LME Clear is a boost for the LME and puts
 it on a par with some of its larger rivals such as the IntercontinentalExchange, CME Group and Eurex, all of which own the clearing houses that clear trades executed on their exchanges.

Owning your own clearing house is sensible from a product development point of view.

LCH.Clearnet has multiple clients, including the London Stock Exchange, Euronext and Nasdaq OMX NLX to name but a few, which means clients are constantly vying to have their product innovation accommodated by LCH.

By contrast LME Clear will have (at least at the outset) one exchange client, the LME itself, so that business knows its requirements should be properly looked after.

An inhouse clearing function is also commercially compelling.

Clearing is the new black in derivatives after regulators pledged in 2009 to force standardised swaps to use clearing houses and, more recently, tightened up and made more expensive the processes around uncleared swaps, thereby making their cleared cousins more attractive.

European authorities have set 2016 as the deadline for the introduction of mandatory clearing, which seems like a long way away but many firms are still smarting from the tough February deadline for trade reporting which left many unprepared.

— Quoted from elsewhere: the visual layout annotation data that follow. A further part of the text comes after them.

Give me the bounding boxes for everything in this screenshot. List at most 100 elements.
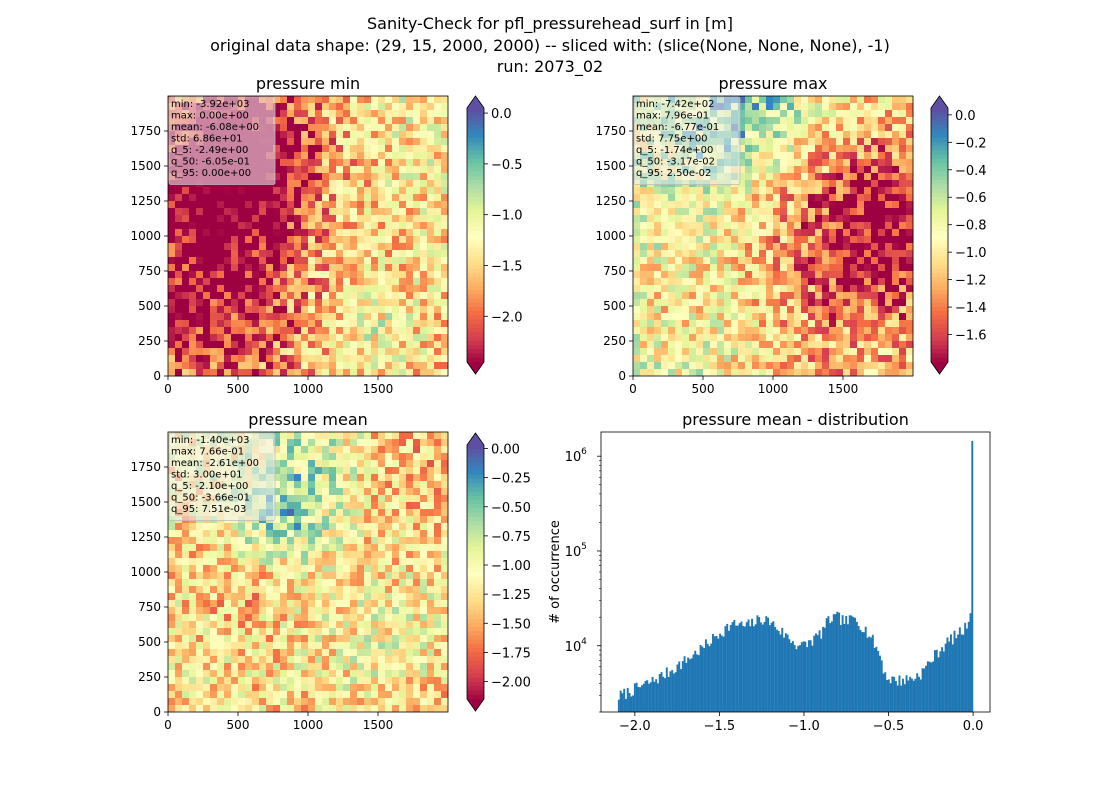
heatmap-cell <box>238 670 246 678</box>
heatmap-cell <box>385 446 393 454</box>
heatmap-cell <box>287 110 295 118</box>
heatmap-cell <box>738 355 746 363</box>
heatmap-cell <box>308 313 316 321</box>
heatmap-cell <box>878 320 886 328</box>
heatmap-cell <box>343 551 351 559</box>
heatmap-cell <box>259 306 267 314</box>
heatmap-cell <box>329 649 337 657</box>
heatmap-cell <box>329 355 337 363</box>
heatmap-cell <box>406 313 414 321</box>
heatmap-cell <box>822 257 830 265</box>
heatmap-cell <box>906 222 914 230</box>
heatmap-cell <box>273 341 281 349</box>
heatmap-cell <box>315 677 323 685</box>
heatmap-cell <box>364 362 372 370</box>
heatmap-cell <box>336 334 344 342</box>
heatmap-cell <box>294 551 302 559</box>
heatmap-cell <box>413 138 421 146</box>
heatmap-cell <box>175 621 183 629</box>
heatmap-cell <box>350 565 358 573</box>
heatmap-cell <box>864 236 872 244</box>
heatmap-cell <box>710 229 718 237</box>
heatmap-cell <box>336 502 344 510</box>
heatmap-cell <box>857 348 865 356</box>
heatmap-cell <box>899 152 907 160</box>
heatmap-cell <box>182 656 190 664</box>
heatmap-cell <box>682 299 690 307</box>
heatmap-cell <box>413 607 421 615</box>
colorbar-step <box>467 311 484 316</box>
heatmap-cell <box>273 103 281 111</box>
heatmap-cell <box>210 222 218 230</box>
heatmap-cell <box>259 278 267 286</box>
heatmap-cell <box>273 187 281 195</box>
heatmap-cell <box>315 159 323 167</box>
heatmap-cell <box>315 649 323 657</box>
heatmap-cell <box>280 110 288 118</box>
heatmap-cell <box>371 691 379 699</box>
heatmap-cell <box>647 362 655 370</box>
heatmap-cell <box>906 152 914 160</box>
heatmap-cell <box>857 138 865 146</box>
heatmap-cell <box>689 264 697 272</box>
heatmap-cell <box>703 292 711 300</box>
heatmap-cell <box>399 453 407 461</box>
heatmap-cell <box>315 215 323 223</box>
heatmap-cell <box>315 369 323 377</box>
heatmap-cell <box>864 306 872 314</box>
heatmap-cell <box>724 320 732 328</box>
heatmap-cell <box>850 138 858 146</box>
heatmap-cell <box>301 558 309 566</box>
heatmap-cell <box>238 649 246 657</box>
heatmap-cell <box>294 292 302 300</box>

Clearing is also a much bigger undertaking and requires the buy-side to take for the first time full responsibility for their cleating operations, something that today they effectively outsource to banks or brokers.

LME Clear is one of many eyeing 2016 however.

Already some 11 firms have been approved to clear swaps under the so-called European Markets Infrastructure Regulation and these include LCH.Clearnet, Eurex Clearing and CME Clearing Europe.

ICE Clear Europe was, at the time of writing, the only heavyweight European clearing house that had not won its approval but it is hard to believe this rubber-stamp will not be forthcoming in the near future.

Market participants may have been able to sustain various accounts with multiple clearing houses for the purposes of clearing listed futures but the valuations and margin treatments on swaps are very different.

Given the sums involved, most firms will only be able to afford to maintain accounts at a handful of clearing providers but these enterprises, naturally, need to be sustainable in their own right.

The challenge for banks, asset managers and other traders at this stage is which clearing houses will be viable over the medium term and which will struggle to reach critical mass and fall by the wayside.

The Holy Grail for clients and providers alike is the fabled cross-margining, where firms pay margin based on their net rather than gross exposure across a portfolio of similar products, a trick that can dramatically reduce their margin commitments.

Citigroup, Commerzbank and Morgan Stanley were among the banks lining up to back Eurex when it launched in June Europe’s first cross-margin service, between interest rate futures and swaps

LCH.Clearnet has the most to gain by opening up cross-margining because it has a massive swaps book against which clients could offset their futures but it has been more circumspect about its cross-margining plan.

LCH did however make a couple of breakthroughs this week by upgrading its collateral system and rolling out a new swap compression service.

Swap compression is not as transformative as cross-margining but it’s a nice distraction in the meantime, as suggested by the support for the new LCH offering of Deutsche Bank and Credit Suisse.

LME Clear makes sense for the LME and its current clients but it is impossible to know at this early stage who will be the winners and losers under the new Emir clearing regime.